Bonds

Minnesota budget forecast is now for a record surplus

Minnesota expects a $7.7 billion surplus in its current two-year budget, a dramatic turnaround from a year ago when red ink driven by the pandemic’s anticipated tax blows loomed.

The state’s November 2020 budgetary and economic forecast warned of a $1.3 billion gap in the fiscal 2022-2023 for Gov. Tim Walz and lawmakers to deal with in the next biennial budget.

The tide shifted as it did for many states later in the year as tax revenues rebounded from early pandemic lows and that gap then evaporated in the February 2021 forecast when a $1.57 billion surplus was projected heading into budget season.

Today’s forecast resets the state’s budget,” said Jim Schowalter, commissioner of Minnesota Management and Budget. “The $7.7 billion bottom line in today’s forecast is out of the ordinary, even in these extraordinary times. The state’s fiscal position is strong and we have opportunity to take actions unimaginable last year.”
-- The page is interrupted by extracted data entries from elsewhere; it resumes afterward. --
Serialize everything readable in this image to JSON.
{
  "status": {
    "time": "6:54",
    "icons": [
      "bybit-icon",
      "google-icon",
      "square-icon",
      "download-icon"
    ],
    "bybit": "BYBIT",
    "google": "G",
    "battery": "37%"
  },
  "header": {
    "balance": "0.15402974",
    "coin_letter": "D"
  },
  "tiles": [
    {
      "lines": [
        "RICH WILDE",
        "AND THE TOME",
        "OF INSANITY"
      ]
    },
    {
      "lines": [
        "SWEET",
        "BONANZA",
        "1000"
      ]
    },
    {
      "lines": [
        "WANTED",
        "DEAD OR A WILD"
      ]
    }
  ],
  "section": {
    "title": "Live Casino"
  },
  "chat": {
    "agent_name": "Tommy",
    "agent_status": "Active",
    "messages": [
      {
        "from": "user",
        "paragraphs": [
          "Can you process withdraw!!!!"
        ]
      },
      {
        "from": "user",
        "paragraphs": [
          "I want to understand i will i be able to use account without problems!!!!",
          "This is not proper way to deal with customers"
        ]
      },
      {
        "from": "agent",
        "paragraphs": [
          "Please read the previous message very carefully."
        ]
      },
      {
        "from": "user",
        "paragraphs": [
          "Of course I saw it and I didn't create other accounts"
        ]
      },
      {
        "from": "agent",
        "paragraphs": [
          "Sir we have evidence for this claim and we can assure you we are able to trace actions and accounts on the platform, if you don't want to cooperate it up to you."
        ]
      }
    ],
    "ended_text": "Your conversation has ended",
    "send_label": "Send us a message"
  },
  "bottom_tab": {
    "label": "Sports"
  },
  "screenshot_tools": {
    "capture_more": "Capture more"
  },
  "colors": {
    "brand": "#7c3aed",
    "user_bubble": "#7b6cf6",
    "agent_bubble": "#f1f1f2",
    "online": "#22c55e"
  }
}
The $7.7 billion figure is a record surplus projection.

The latest figures show a $127 million fiscal 2021 ending balance and a $3.1 billion surplus from fiscal 2021 as final spending and tax collections were counted.

The projection is further fueled by economic recovery and growth that are expected to produce an additional $5.5 billion of revenue gains in the current biennium. Strong growth in income, consumer spending and exceptionally high corporate profits drove the revenue growth projections.

The numbers do not include any of the state’s $2.8 billion in American Rescue Plan Act relief.

Based on statutory requirements, a portion of the surplus — $870 million — goes into the state’s rainy day fund. The state had dipped into the fund to cover previous red ink. “With this forecast the budget reserve is again full” at $2.66 billion, Schowalter said during a Tuesday briefing with Walz and other state financial officials.

Another $111 million will go into a stadium reserve account leaving $7.7 billion for the governor and lawmakers to argue over in the 2022 legislative session. The state is currently operating on a $52.3 billion two-year budget approved last spring.

While economic uncertainty from rising inflation and supply chain problems and the pandemic poses significant risk to the forecast, the rosier outlook extends through the state’s planning timeline that covers the next fiscal 2024/2025 biennium.

State budget forecasters faced questions over the big swings in budget forecasts and asked when the state might be better able to predict revenues. State officials attributed the variances to volatility over the last couple years from the pandemic.

The forecast sets the stage for negotiations and debate about how to use the surplus and federal dollars in the coming session. Democrats have with past surpluses argued for more spending and the GOP has pressed for tax cuts. A mix of both may prove affordable.

Walz is a member of the Democratic-Farmer-Labor Party which controls the House and the GOP holds a Senate majority.

The two-year budget is adopted in odd years and a capital budget known as the bonding bill is taken up in even years. The $52.3 billion budget package won bipartisan support on the last day of the fiscal biennium June 30, a task not always seen given divided leadership and past battles over spending, bonding, taxes, and Walz’s emergency COVID-19 powers.

“This is a golden opportunity for Minnesota. It doesn’t need to be one choice over another,” Walz said during Tuesday’s forecast briefing. He named lowering health care and childcare and heating/electricity costs as priorities.

The state typically borrows in the late summer and ahead of its $870 million general obligation sale this year the state won two improved rating agency outlooks.

Moody’s Investors Service moved its outlook on the Aa1 rating to positive from stable. S&P Global Ratings moved the outlook on its AAA rating to stable from negative.

Fitch Ratings affirmed its AAA rating and stable outlook ahead of the sale.